Hätte die Beschwerdeführerin einen Rentenanspruch erhoben, hätte die
Vorsorgeeinrichtung mit Recht die Auszahlung der Leistung unter Hinweis auf
die Überentschädigungsregelung verweigert. Bis November 1999 war damit noch
keine rückständige Leistung fällig, so dass gemäss Art. 131 Abs. 1 OR auch
die Verjährungsfrist für das Rentenstammrecht nicht zu laufen beginnen konnte
und die Beschwerdeführerin ihren Anspruch auf eine Invalidenrente der
beruflichen Vorsorge mit Schreiben vom 31. Januar 2005 rechtzeitig geltend
gemacht hat.

4.4 Die Vorinstanz hat somit die Klage zu Unrecht infolge Verjährung des
Rentenstammrechts abgewiesen. Die Sache geht an das kantonale Gericht zurück,
damit es die übrigen Voraussetzungen für den Anspruch auf eine Invalidenrente
der beruflichen Vorsorge prüfe.

5.
Das Verfahren ist kostenlos (Art. 134 OG).
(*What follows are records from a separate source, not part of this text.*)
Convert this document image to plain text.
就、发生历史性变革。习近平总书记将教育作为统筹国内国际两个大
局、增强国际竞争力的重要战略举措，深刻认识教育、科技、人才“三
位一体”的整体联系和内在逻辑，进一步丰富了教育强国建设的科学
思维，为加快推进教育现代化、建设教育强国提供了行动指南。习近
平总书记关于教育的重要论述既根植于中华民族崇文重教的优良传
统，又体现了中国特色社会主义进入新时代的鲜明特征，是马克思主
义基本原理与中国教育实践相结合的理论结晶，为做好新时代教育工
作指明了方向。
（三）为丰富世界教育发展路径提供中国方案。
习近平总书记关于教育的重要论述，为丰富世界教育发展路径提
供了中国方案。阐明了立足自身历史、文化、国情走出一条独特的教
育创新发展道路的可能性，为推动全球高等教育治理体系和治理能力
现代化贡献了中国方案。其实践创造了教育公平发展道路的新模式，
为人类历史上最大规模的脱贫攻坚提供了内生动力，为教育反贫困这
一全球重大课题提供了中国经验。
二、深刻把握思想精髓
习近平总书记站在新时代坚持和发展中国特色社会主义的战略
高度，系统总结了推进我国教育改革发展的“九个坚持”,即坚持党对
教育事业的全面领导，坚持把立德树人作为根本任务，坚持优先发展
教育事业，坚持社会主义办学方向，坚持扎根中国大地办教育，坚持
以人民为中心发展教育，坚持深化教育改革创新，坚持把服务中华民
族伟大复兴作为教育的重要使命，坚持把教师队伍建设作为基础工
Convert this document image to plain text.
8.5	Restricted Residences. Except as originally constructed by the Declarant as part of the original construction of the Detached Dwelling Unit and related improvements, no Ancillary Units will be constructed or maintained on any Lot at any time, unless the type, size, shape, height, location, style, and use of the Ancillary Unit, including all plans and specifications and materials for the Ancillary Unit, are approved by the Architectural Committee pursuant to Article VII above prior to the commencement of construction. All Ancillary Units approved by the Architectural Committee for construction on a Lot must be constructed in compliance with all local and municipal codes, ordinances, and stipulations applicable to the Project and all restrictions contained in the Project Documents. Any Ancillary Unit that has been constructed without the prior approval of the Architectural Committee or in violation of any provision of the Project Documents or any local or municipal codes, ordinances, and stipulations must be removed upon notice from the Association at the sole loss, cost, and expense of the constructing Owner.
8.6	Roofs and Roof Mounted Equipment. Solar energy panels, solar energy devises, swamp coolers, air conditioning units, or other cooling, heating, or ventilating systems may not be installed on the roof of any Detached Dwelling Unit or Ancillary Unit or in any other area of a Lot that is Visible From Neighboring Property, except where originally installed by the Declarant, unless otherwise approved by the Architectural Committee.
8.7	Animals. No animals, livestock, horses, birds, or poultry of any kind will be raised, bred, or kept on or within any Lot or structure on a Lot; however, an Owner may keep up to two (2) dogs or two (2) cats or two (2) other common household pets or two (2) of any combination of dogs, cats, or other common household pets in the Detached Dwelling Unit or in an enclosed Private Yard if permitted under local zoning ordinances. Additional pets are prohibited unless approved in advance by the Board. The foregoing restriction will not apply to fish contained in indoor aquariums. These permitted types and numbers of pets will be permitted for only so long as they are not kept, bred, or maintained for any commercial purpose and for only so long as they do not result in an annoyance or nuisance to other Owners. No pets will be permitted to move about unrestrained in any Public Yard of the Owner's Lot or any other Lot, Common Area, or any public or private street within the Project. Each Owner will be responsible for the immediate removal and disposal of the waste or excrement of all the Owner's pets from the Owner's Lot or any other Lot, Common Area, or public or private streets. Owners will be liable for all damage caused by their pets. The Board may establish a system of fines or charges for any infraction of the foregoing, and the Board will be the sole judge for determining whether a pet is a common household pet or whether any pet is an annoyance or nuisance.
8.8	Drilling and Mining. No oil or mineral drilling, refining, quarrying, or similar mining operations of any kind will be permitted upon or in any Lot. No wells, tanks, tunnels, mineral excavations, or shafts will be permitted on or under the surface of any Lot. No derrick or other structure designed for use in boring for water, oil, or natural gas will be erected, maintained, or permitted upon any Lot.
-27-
Die Beschwerdegegnerin hat der obsiegenden Beschwerdeführerin die
Parteikosten für das letztinstanzliche Verfahren zu ersetzen. Die Kosten für
das kantonale Verfahren werden entsprechend dem endgültigen Ausgang in der
Sache zu verlegen sein.

Demnach erkennt das Eidg. Versicherungsgericht:

1.
In Gutheissung der Verwaltungsgerichtsbeschwerde wird der Entscheid des
Sozialversicherungsgerichts des Kantons Zürich vom 22. März 2006 aufgehoben.
Die Sache wird an die Vorinstanz zurückgewiesen, damit sie über die Klage neu
entscheide.

2.
Es werden keine Gerichtskosten erhoben.

3.
Die Beschwerdegegnerin hat der Beschwerdeführerin für das Verfahren vor dem
Eidgenössischen Versicherungsgericht eine Parteientschädigung von Fr. 2500.-
(einschliesslich Mehrwertsteuer) zu bezahlen.

4.
Dieses Urteil wird den Parteien, dem Sozialversicherungsgericht des Kantons
Zürich und dem Bundesamt für Sozialversicherungen zugestellt.